Results: Anxiety disorders are claimed to be common among elderly, but at the same time uncommon primary diagnosis among elderly. The prevalence of the disorders varies across epidemiological studies. Panic and obsessive-compulsive disorders are reported to be prevalent in less than 1% of most studies, whereas the prevalence rate for general anxiety (GAD) is reported to vary between 1.1-7.3 and for phobic disorders 0.6-12% in subjects 65 years and above. Little is known about the prevalence of substance-induced anxiety and post-traumatic stress disorder (PTSD).

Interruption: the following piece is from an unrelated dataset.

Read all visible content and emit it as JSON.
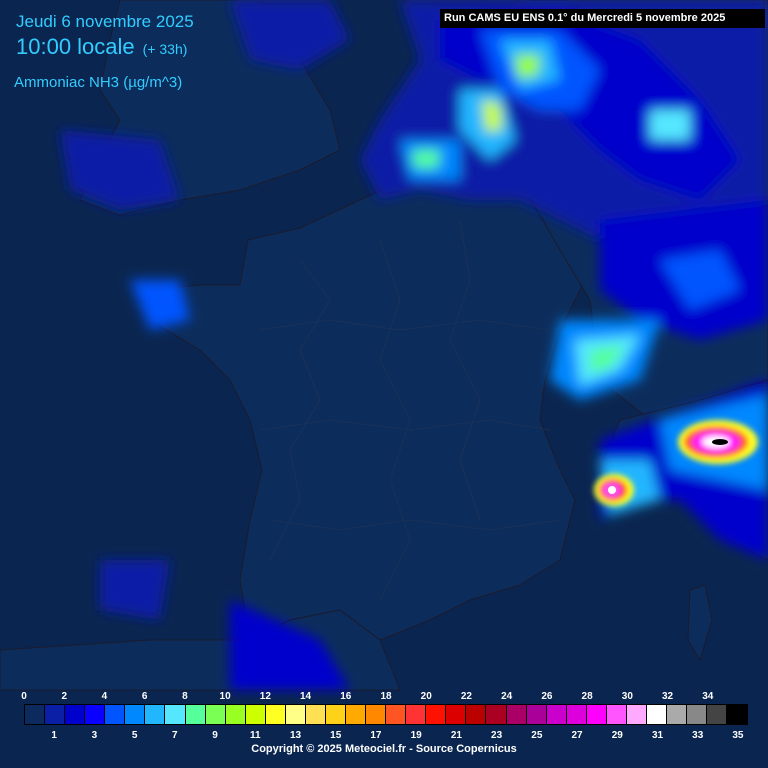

Most commonly, anxiety is seen as a co-morbid syndrome in depression, acute and chronic physical disorders, dementia, delirium and psychosis, where the prevalence rate are reported to be 20-40%. The discrepancy between the reported prevalence rates is probably largely due to methodological differences between studies such as the definition and operationalization of anxiety, the use of hierarchies in the diagnosis of anxiety, and the use of a wide variety of psychiatric instruments. Very few studies have reported incidence rates of anxiety disorders; hence there is limited knowledge of how age-related factors influence the occurrence of anxiety. Studies from England reported that at least half of the prevalent cases started earlier in life, not in the later years. Psychosocial factors are considered to be the most important risk and vulnerability factors, although we have no evidence for this assumption, except for major unexpected, negative life events.

Systematic study of risk factors has not been undertaken. One study reported that anxiety is seen more in women, in persons with a smaller contact network, in person with loss of external locus of control, in chronic physical ill persons and in persons with lower level of education. To date, there has been little research into the biological and genetic aspect of anxiety disorders in the elderly, and we do not know if anxiety could be caused by structural or biochemical changes in the aging brain, and in various dementia disorders. There is a strong inverse temporal relationship between the anxiety disorders and cognitive impairment. Anxiety can be difficult to diagnose. Firstly, anxiety is a common co-morbid condition with other psychiatric and somatic disorders, and psychiatric and somatic complaints can mask the diagnosis. Secondly, somatic presentations are common and can confuse the diagnosis. The true prevalence and incidence rate is, therefore difficult to estimate.

Conclusion: Anxiety disorders in the elderly have been a neglected research area compared to research in other age-related psychogeriatric disorders. We need to know why anxiety occurs in elderly persons. To start adequate treatment, the interrelationship between anxiety and other physical, and psychiatric disorders should be understood.